Как ни шумела вверху вода, здесь присутствовало и безмолвие. При всей здешней тьме, кое-где пробивался свет. При всей толкотне и убожестве – пустые просторы и бесконечные проходы.
Длинные флотилии столов были подобны плотам с ногами, рыночной площади, поскольку за столами сидели люди с корзинами и кулями, составленными перед ними или грудой наваленными на сырой земле… промокшие, жалкие останки былого, свидетельствующие об иных днях в иных землях. Днях, когда надежды бурлили, распирая грудь этих людей, запамятовавших, а то и не слышавших никогда о крушениях. Днях бравады. Днях золотых и зеленых. Днях наполовину забытых. Днях, освеженных росой. Теперь эти люди, сотни людей, сидели за прилавками, ожидая, или так только казалось, часа, который не наступал никогда, часа, когда ударит колокол и откроется рынок. Впрочем никакой торговли тут не производилось. Ничто не покупалось и не продавалось. Все, что им удалось сохранить, они намеревались держать при себе. Походили эти места и на какую-то жуткую больницу, ибо в сочащихся влагой залах, что расходились отсюда во все стороны, стояли всех видов кровати и койки, нары, валялись носилки и соломенные тюфяки.
Однако врачи отсутствовали и какое-либо начальство тоже; всякий, кто заболевал, волен был метаться в тенях, воспаряя на крыльях жара. Здоровые же вольны были проводить целые дни в постели, свернувшись по-кошачьи в клубок или растянувшись в полный рост, негнущиеся, как люди в доспехах.
Мир звуков и безмолвия, сшитых встык. Подземное поселение… подводное – царство отверженных, беглецов, неудачников, побирушек, заговорщиков; потаенный мир с вечно протекающей крышей, с пространными лужами, в которых отражались столы и кровати, с обитателями, вечно подпиравшими спинами крепежные стойки или колонны, с оборванцами, кои волей-неволей давно уже сбились в ватаги – казалось, будто темные эти места пережили землетрясение, оставившее по себе островки металла и дерева. Все отражалось здесь в тусклом глянце. Стоило пошевелить рукой или мотнуть головой, стоило кому-то споткнуться, как и его отражение спотыкалось с ним заодно или жестикулировало в поблескивающих водах. Сотни ламп, из которых многие отражались в «озерах», не столько рассеивали, сколько сгущали тьму. Здешние пространства были так огромны, что за пределами, которых достигал свет какого угодно светильника, неизменно висли глубокие просеки мглы, зловещие клубы, в середине которых мрела непроницаемая тьма и воздух смердел безысходностью. Свечи оплывали по самым краям этих страшных глубин, оплывали и гасли, точно их охватывал страх.

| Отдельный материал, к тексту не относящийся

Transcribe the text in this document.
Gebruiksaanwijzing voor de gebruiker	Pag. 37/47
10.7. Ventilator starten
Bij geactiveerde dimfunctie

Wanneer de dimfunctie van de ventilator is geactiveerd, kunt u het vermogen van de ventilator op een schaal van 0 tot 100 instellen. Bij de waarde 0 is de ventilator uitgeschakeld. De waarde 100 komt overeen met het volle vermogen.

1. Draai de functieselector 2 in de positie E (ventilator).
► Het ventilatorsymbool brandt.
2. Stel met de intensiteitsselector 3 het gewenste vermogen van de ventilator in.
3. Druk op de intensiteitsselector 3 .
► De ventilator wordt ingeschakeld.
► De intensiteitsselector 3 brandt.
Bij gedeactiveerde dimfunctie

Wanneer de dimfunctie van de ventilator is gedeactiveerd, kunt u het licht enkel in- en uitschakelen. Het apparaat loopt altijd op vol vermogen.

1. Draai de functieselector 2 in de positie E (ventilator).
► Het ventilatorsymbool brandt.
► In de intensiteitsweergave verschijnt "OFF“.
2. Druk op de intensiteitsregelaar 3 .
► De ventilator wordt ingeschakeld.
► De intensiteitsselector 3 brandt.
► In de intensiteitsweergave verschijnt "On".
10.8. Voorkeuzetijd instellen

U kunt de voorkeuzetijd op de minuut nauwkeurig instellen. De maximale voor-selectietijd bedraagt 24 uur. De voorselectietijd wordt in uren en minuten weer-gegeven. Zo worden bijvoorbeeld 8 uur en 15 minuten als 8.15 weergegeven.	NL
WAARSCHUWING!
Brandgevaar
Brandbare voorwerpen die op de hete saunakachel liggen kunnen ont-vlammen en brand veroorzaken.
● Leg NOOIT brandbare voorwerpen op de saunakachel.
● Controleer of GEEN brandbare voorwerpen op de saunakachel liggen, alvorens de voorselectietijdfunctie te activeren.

Дичь и глушь столов, скамей и кроватей. Печей и курьезных кухонных плит. Люди, перемещающиеся на разных высотах, по-разному различимые – одни лишь как силуэты, резкие и острые, точно у насекомых, другие бледно светящиеся на фоне мрака. И «озера», постоянно меняющие самую природу свою: то прозрачная, по щиколотку вода, под которой видны щербатые, издырявленные кирпичи, то, миг спустя, стоит лишь отвернуться, открывающие мир до того глубокий и так основательно перевернутый вверх ногами, что ему не составляло труда заглотнуть задержавшийся на нем взгляд, всосать его в себя, в глубину, способную перемудрить всякий вымысел.
И вечный рев реки над головой: голос, гомон, безумные борения струй, чьи приглушенные отзвуки составляли фон всего, когда-либо происходившего в Подречье.
У тех, кто не изведал крайностей нищеты и ее унижений, преследований и связанных с ними кошмаров, крайностей любви и ненависти, у тех, кто не знал всего этого, не имелось причин томиться в подобном месте. Огромный город довольствовался слухами о нем, их отголосками – и хранил молчание, столь же испуганное, сколько и всеобщее. Был ли причиной того стыд, или страх, или стремление закрыть на слухи глаза, или даже неверие в то, что все известное о Подречье – чистая правда, – в чем бы ни состояла причина, но для людей, положение коих не было окончательно безысходным, людей, так или иначе прижившихся в одном из двух больших городов, что смотрели через реку один на другой, даже упоминание об этом возмутительном месте было немыслимым.
И потому тоннели и залы, в которых пульсировала под сердитыми водами холодная подречная жизнь, оставались для обитателей обоих берегов чем-то вроде дурного сна, слишком причудливого, чтобы принять его всерьез, и все-таки слишком гадкого, чтобы даже подумать о нем – и с отвращением отшатнуться, и задуматься снова, и опять отшатнуться и отодрать, наконец, от сознания эту липнущую паутину.